POOL_PATH should be /mnt/Vault/UserData and try leaving out the DB, FILE, and CONFIG paths so it uses the defaults. Don’t think pool and file path should be the same.

Okay, I've done that and it successfully installed (thanks!), but now I can't access the admin page and its giving me a connection refused error. I'm so lost at this point. Is it because I need to do something extra to make it accessible?

 

[Basil Hendroff]

@tung1112 Something on your network, preferably an edge device like a router, needs to lets DNS-O-Matic know whenever the dynamic IP address of your network changes. Check first to see if your router is has a DDNS client that can update DNS-O-Matic. Failing that, you may find the links below useful.

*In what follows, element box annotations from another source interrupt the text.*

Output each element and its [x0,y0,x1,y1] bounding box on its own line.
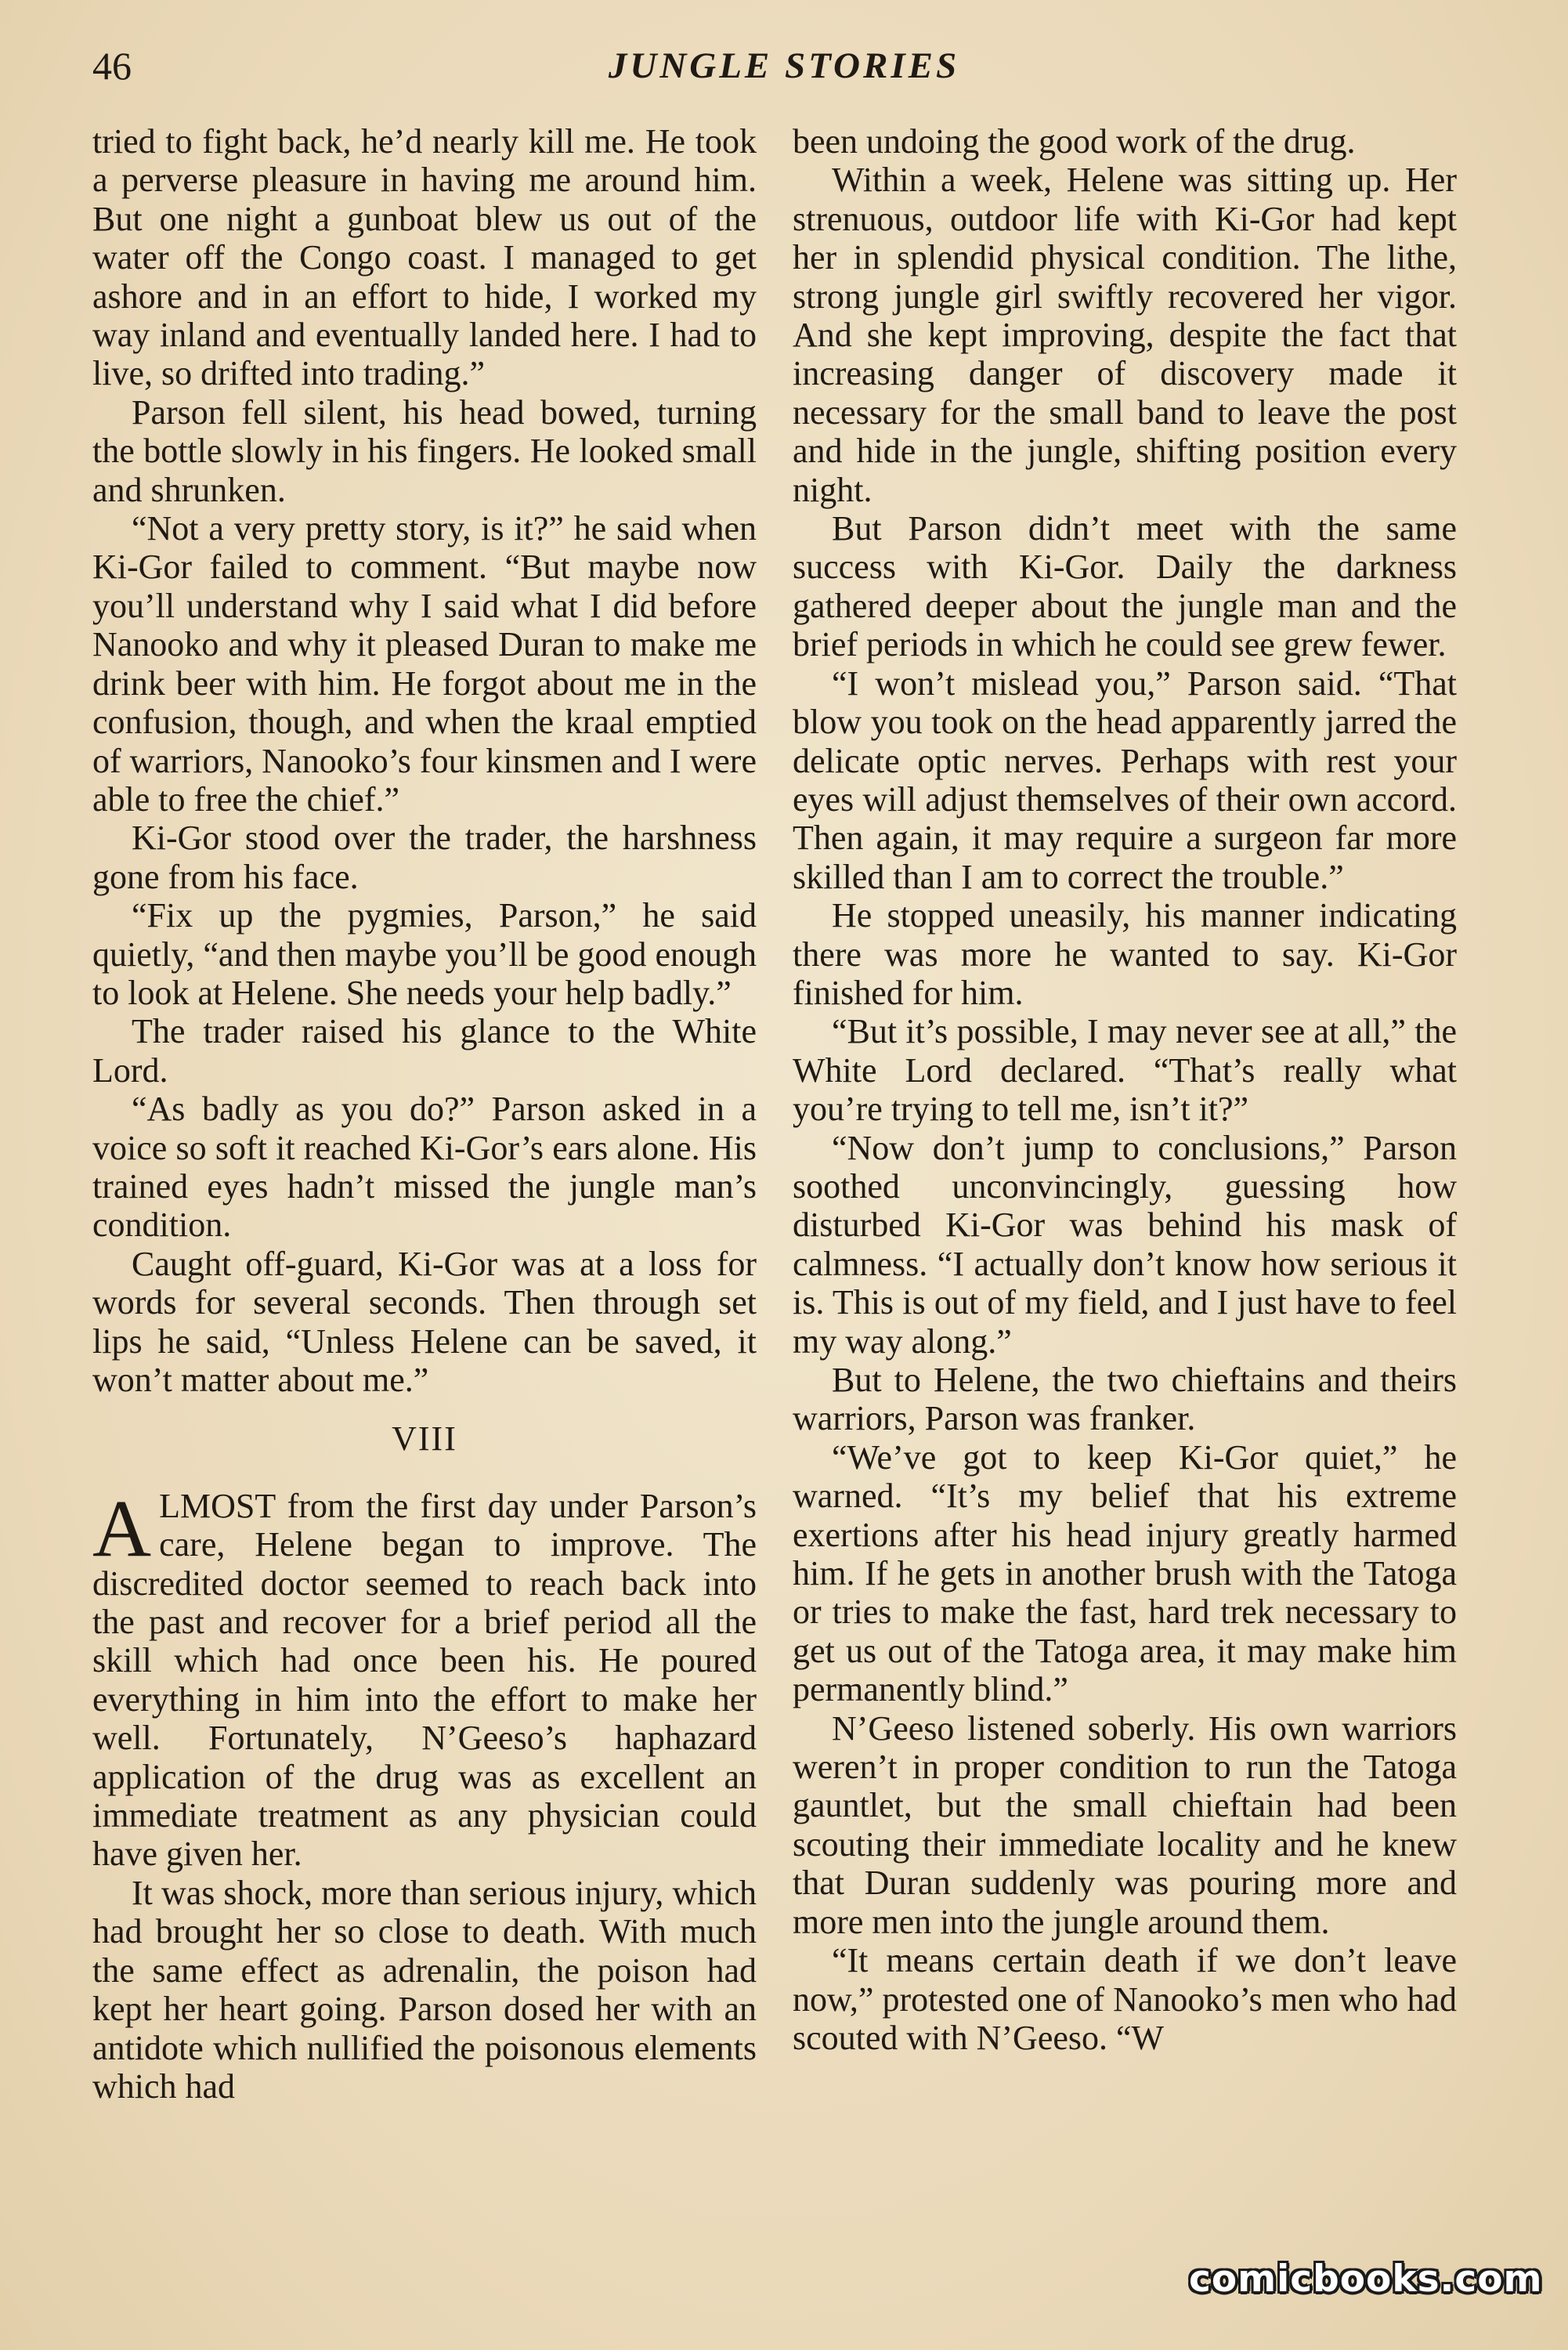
paragraph: It was shock, more than serious injury, which had brought her so close to death. With much the same effect as adrenalin, the poison had kept her heart going. Parson dosed her with an antidote which nullified the poisonous elements which had [92,1873,757,2106]
paragraph: “Now don’t jump to conclusions,” Parson soothed unconvincingly, guessing how disturbed Ki-Gor was behind his mask of calmness. “I actually don’t know how serious it is. This is out of my field, and I just have to feel my way along.” [793,1128,1457,1361]
paragraph: “It means certain death if we don’t leave now,” protested one of Nanooko’s men who had scouted with N’Geeso. “W [793,1941,1457,2057]
paragraph: “We’ve got to keep Ki-Gor quiet,” he warned. “It’s my belief that his extreme exertions after his head injury greatly harmed him. If he gets in another brush with the Tatoga or tries to make the fast, hard trek necessary to get us out of the Tatoga area, it may make him permanently blind.” [793,1437,1457,1709]
running-head: JUNGLE STORIES [608,45,960,86]
paragraph: But Parson didn’t meet with the same success with Ki-Gor. Daily the darkness gathered deeper about the jungle man and the brief periods in which he could see grew fewer. [793,509,1457,664]
chapter-heading: VIII [392,1419,457,1459]
paragraph: “As badly as you do?” Parson asked in a voice so soft it reached Ki-Gor’s ears alone. His trained eyes hadn’t missed the jungle man’s condition. [92,1090,757,1245]
paragraph: “I won’t mislead you,” Parson said. “That blow you took on the head apparently jarred the delicate optic nerves. Perhaps with rest your eyes will adjust themselves of their own accord. Then again, it may require a surgeon far more skilled than I am to correct the trouble.” [793,663,1457,896]
paragraph: “But it’s possible, I may never see at all,” the White Lord declared. “That’s really what you’re trying to tell me, isn’t it?” [793,1012,1457,1129]
right-column [793,122,1457,2057]
paragraph: N’Geeso listened soberly. His own warriors weren’t in proper condition to run the Tatoga gauntlet, but the small chieftain had been scouting their immediate locality and he knew that Duran suddenly was pouring more and more men into the jungle around them. [793,1708,1457,1941]
paragraph: “Not a very pretty story, is it?” he said when Ki-Gor failed to comment. “But maybe now you’ll understand why I said what I did before Nanooko and why it pleased Duran to make me drink beer with him. He forgot about me in the confusion, though, and when the kraal emptied of warriors, Nanooko’s four kinsmen and I were able to free the chief.” [92,509,757,819]
left-column [92,122,757,2106]
paragraph: He stopped uneasily, his manner indicating there was more he wanted to say. Ki-Gor finished for him. [793,896,1457,1012]
paragraph: Ki-Gor stood over the trader, the harshness gone from his face. [92,819,757,896]
paragraph-text: LMOST from the first day under Parson’s care, Helene began to improve. The discredited doctor seemed to reach back into the past and recover for a brief period all the skill which had once been his. He poured everything in him into the effort to make her well. Fortunately, N’Geeso’s haphazard application of the drug was as excellent an immediate treatment as any physician could have given her. [92,1486,757,1874]
site-watermark: comicbooks.com [1189,2258,1543,2301]
paragraph: “Fix up the pygmies, Parson,” he said quietly, “and then maybe you’ll be good enough to look at Helene. She needs your help badly.” [92,896,757,1012]
drop-cap: A [92,1483,152,1574]
paragraph: Within a week, Helene was sitting up. Her strenuous, outdoor life with Ki-Gor had kept her in splendid physical condition. The lithe, strong jungle girl swiftly recovered her vigor. And she kept improving, despite the fact that increasing danger of discovery made it necessary for the small band to leave the post and hide in the jungle, shifting position every night. [793,161,1457,509]
chapter-opening-paragraph [92,1483,757,1874]
paragraph: The trader raised his glance to the White Lord. [92,1012,757,1090]
paragraph: tried to fight back, he’d nearly kill me. He took a perverse pleasure in having me around him. But one night a gunboat blew us out of the water off the Congo coast. I managed to get ashore and in an effort to hide, I worked my way inland and eventually landed here. I had to live, so drifted into trading.” [92,122,757,393]
paragraph: Caught off-guard, Ki-Gor was at a loss for words for several seconds. Then through set lips he said, “Unless Helene can be saved, it won’t matter about me.” [92,1244,757,1399]
paragraph: But to Helene, the two chieftains and theirs warriors, Parson was franker. [793,1361,1457,1438]
paragraph: Parson fell silent, his head bowed, turning the bottle slowly in his fingers. He looked small and shrunken. [92,392,757,509]
paragraph: been undoing the good work of the drug. [793,122,1356,161]
page-number: 46 [92,44,132,88]
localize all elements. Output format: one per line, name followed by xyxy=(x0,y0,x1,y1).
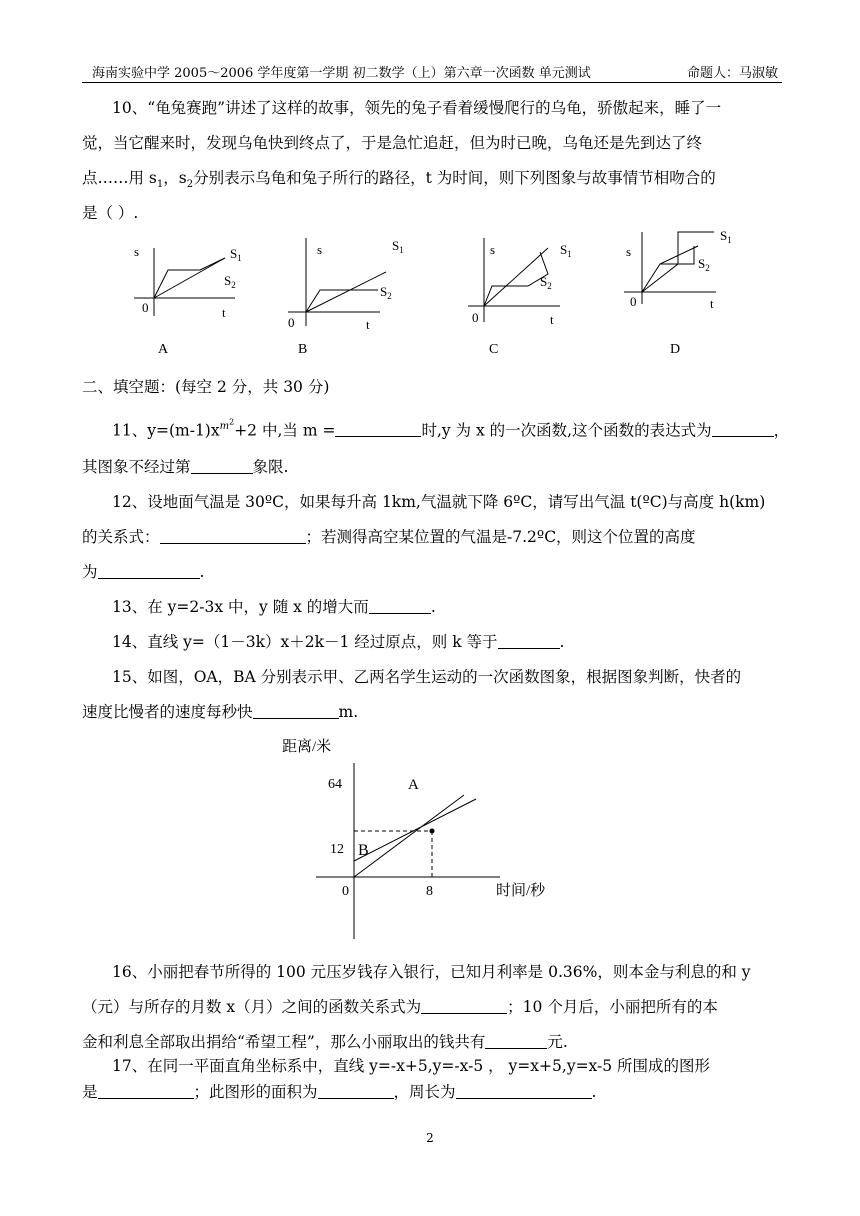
q12-line2 xyxy=(82,527,782,547)
q11-blank-quadrant[interactable] xyxy=(191,457,253,474)
q10-line4: 是（ ）. xyxy=(82,204,139,222)
axis-s-label: s xyxy=(626,244,632,259)
s2-label: $S_2$ xyxy=(380,284,392,301)
q16-text: （元）与所存的月数 x（月）之间的函数关系式为 xyxy=(82,998,422,1016)
axis-s-label: s xyxy=(317,242,323,257)
page-number: 2 xyxy=(426,1131,434,1145)
origin-label: 0 xyxy=(472,310,479,325)
q11-text: 时,y 为 x 的一次函数,这个函数的表达式为 xyxy=(421,421,712,440)
label-a: A xyxy=(408,777,419,793)
q14-line xyxy=(112,632,782,652)
q11-blank-m[interactable] xyxy=(335,420,421,437)
q17-text: ，周长为 xyxy=(393,1083,456,1101)
section-2-heading: 二、填空题：(每空 2 分，共 30 分) xyxy=(82,378,330,396)
graph-c xyxy=(468,238,572,327)
q16-blank-amount[interactable] xyxy=(485,1032,547,1049)
option-a-label: A xyxy=(158,342,169,357)
q14-text: 14、直线 y=（1－3k）x＋2k－1 经过原点，则 k 等于 xyxy=(112,633,498,651)
q10-text: 分别表示乌龟和兔子所行的路径，t 为时间，则下列图象与故事情节相吻合的 xyxy=(193,169,716,187)
q11-exponent: m2 xyxy=(219,418,235,433)
q17-text: ；此图形的面积为 xyxy=(193,1083,318,1101)
q17-blank-area[interactable] xyxy=(318,1082,394,1099)
s1-label: $S_1$ xyxy=(392,238,404,255)
q10-line2: 觉，当它醒来时，发现乌龟快到终点了，于是急忙追赶，但为时已晚，乌龟还是先到达了终 xyxy=(82,134,703,152)
q10-line1: 10、“龟兔赛跑”讲述了这样的故事，领先的兔子看着缓慢爬行的乌龟，骄傲起来，睡了一 xyxy=(112,99,722,117)
graph-a xyxy=(134,244,242,320)
tick-12: 12 xyxy=(330,842,344,857)
point-a xyxy=(430,829,435,834)
label-b: B xyxy=(358,842,369,859)
q11-text: 象限. xyxy=(252,458,289,476)
axis-t-label: t xyxy=(710,296,714,311)
q17-blank-shape[interactable] xyxy=(98,1082,194,1099)
q11-blank-expression[interactable] xyxy=(712,420,774,437)
tick-64: 64 xyxy=(328,777,342,792)
q13-text: 13、在 y=2-3x 中，y 随 x 的增大而 xyxy=(112,598,369,616)
origin-label: 0 xyxy=(142,300,149,315)
q17-text: . xyxy=(591,1083,597,1101)
q12-blank-height[interactable] xyxy=(98,562,200,579)
axis-s-label: s xyxy=(134,244,140,259)
q12-line1: 12、设地面气温是 30ºC，如果每升高 1km,气温就下降 6ºC，请写出气温 t(ºC)与高度 h(km) xyxy=(112,493,766,511)
s1-subscript: 1 xyxy=(156,179,164,191)
tick-8: 8 xyxy=(426,884,433,899)
q11-line2 xyxy=(82,457,782,477)
q12-line3 xyxy=(82,562,782,582)
origin-label: 0 xyxy=(288,315,295,330)
q10-option-graphs xyxy=(120,228,780,358)
page-header xyxy=(82,58,782,83)
q12-blank-relation[interactable] xyxy=(160,527,306,544)
graph-ylabel: 距离/米 xyxy=(282,739,332,755)
graph-d xyxy=(624,228,732,311)
option-b-label: B xyxy=(298,342,308,357)
q16-line3 xyxy=(82,1032,782,1052)
s2-label: $S_2$ xyxy=(698,256,710,273)
option-d-label: D xyxy=(670,342,681,357)
q15-blank[interactable] xyxy=(253,702,339,719)
q16-text: 金和利息全部取出捐给“希望工程”，那么小丽取出的钱共有 xyxy=(82,1033,486,1051)
q15-text: 速度比慢者的速度每秒快 xyxy=(82,703,253,721)
q14-text: . xyxy=(559,633,565,651)
line-oa xyxy=(354,795,464,877)
q12-text: ；若测得高空某位置的气温是-7.2ºC，则这个位置的高度 xyxy=(305,528,696,546)
line-ba xyxy=(354,799,476,861)
s1-label: $S_1$ xyxy=(230,246,242,263)
q15-text: m. xyxy=(338,703,359,721)
q16-blank-function[interactable] xyxy=(421,997,507,1014)
q10-text: ，s xyxy=(163,169,187,187)
q12-text: 为 xyxy=(82,563,98,581)
q11-text: +2 中,当 m = xyxy=(234,421,336,440)
q10-text: 点……用 s xyxy=(82,169,157,187)
graph-b xyxy=(288,238,404,332)
q15-graph xyxy=(270,725,570,945)
s2-label: $S_2$ xyxy=(224,273,236,290)
axis-s-label: s xyxy=(490,242,496,257)
axis-t-label: t xyxy=(366,317,370,332)
q12-text: . xyxy=(199,563,205,581)
q12-text: 的关系式： xyxy=(82,528,160,546)
q13-blank[interactable] xyxy=(369,597,431,614)
q13-line xyxy=(112,597,782,617)
graph-origin: 0 xyxy=(342,884,349,899)
q16-line2 xyxy=(82,997,782,1017)
q11-text: ， xyxy=(773,421,790,440)
q13-text: . xyxy=(430,598,436,616)
q11-text: 11、y=(m-1)x xyxy=(112,421,220,440)
q17-line2 xyxy=(82,1082,782,1102)
header-title: 海南实验中学 2005～2006 学年度第一学期 初二数学（上）第六章一次函数 单元测试 xyxy=(92,66,591,81)
graph-xlabel: 时间/秒 xyxy=(496,883,546,899)
axis-t-label: t xyxy=(222,305,226,320)
s2-subscript: 2 xyxy=(186,179,194,191)
s1-label: $S_1$ xyxy=(720,228,732,245)
header-author: 命题人：马淑敏 xyxy=(686,66,778,81)
q16-line1: 16、小丽把春节所得的 100 元压岁钱存入银行，已知月利率是 0.36%，则本金与利息的和 y xyxy=(112,963,751,981)
q10-line3 xyxy=(82,168,782,195)
axis-t-label: t xyxy=(550,312,554,327)
option-c-label: C xyxy=(489,342,499,357)
q11-text: 其图象不经过第 xyxy=(82,458,191,476)
q11-line1 xyxy=(112,413,790,440)
s2-label: $S_2$ xyxy=(540,274,552,291)
q15-line1: 15、如图，OA，BA 分别表示甲、乙两名学生运动的一次函数图象，根据图象判断，快者的 xyxy=(112,668,742,686)
q15-line2 xyxy=(82,702,782,722)
s1-label: $S_1$ xyxy=(560,242,572,259)
q17-text: 是 xyxy=(82,1083,98,1101)
origin-label: 0 xyxy=(630,294,637,309)
q14-blank[interactable] xyxy=(498,632,560,649)
q16-text: ；10 个月后，小丽把所有的本 xyxy=(507,998,718,1016)
q16-text: 元. xyxy=(547,1033,568,1051)
q17-blank-perimeter[interactable] xyxy=(456,1082,592,1099)
q17-line1: 17、在同一平面直角坐标系中，直线 y=-x+5,y=-x-5 ， y=x+5,y=x-5 所围成的图形 xyxy=(112,1057,711,1075)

1. I believe you may be able to use the DDNS client in FreeNAS to update DNS-O-Matic. Refer here.
2. Find software or hardware which updates DNS-O-Matic.
3. If your edge device is a Fritz!Box look here.
4. Manage dynamic IPs in Cloudflare DNS programmatically

 

[tung1112]

@tung1112 Something on your network, preferably an edge device like a router, needs to lets DNS-O-Matic know whenever the dynamic IP address of your network changes. Check first to see if your router is has a DDNS client that can update DNS-O-Matic. Failing that, you may find the links below useful.

1. I believe you may be able to use the DDNS client in FreeNAS to update DNS-O-Matic. Refer here.
2. Find software or hardware which updates DNS-O-Matic.
3. If your edge device is a Fritz!Box look here.
4. Manage dynamic IPs in Cloudflare DNS programmatically

Haha. I have just managed to figure out how to use DDNS client in FreeNAS before seeing your reply and I can now successfully resolve my domain into my IP address but still cannot access due to a long response time.

 

[Basil Hendroff]

Let's have a look at redacted screenshots of your DNS-O-Matic Cloudflare service and your Cloudflare DNS records.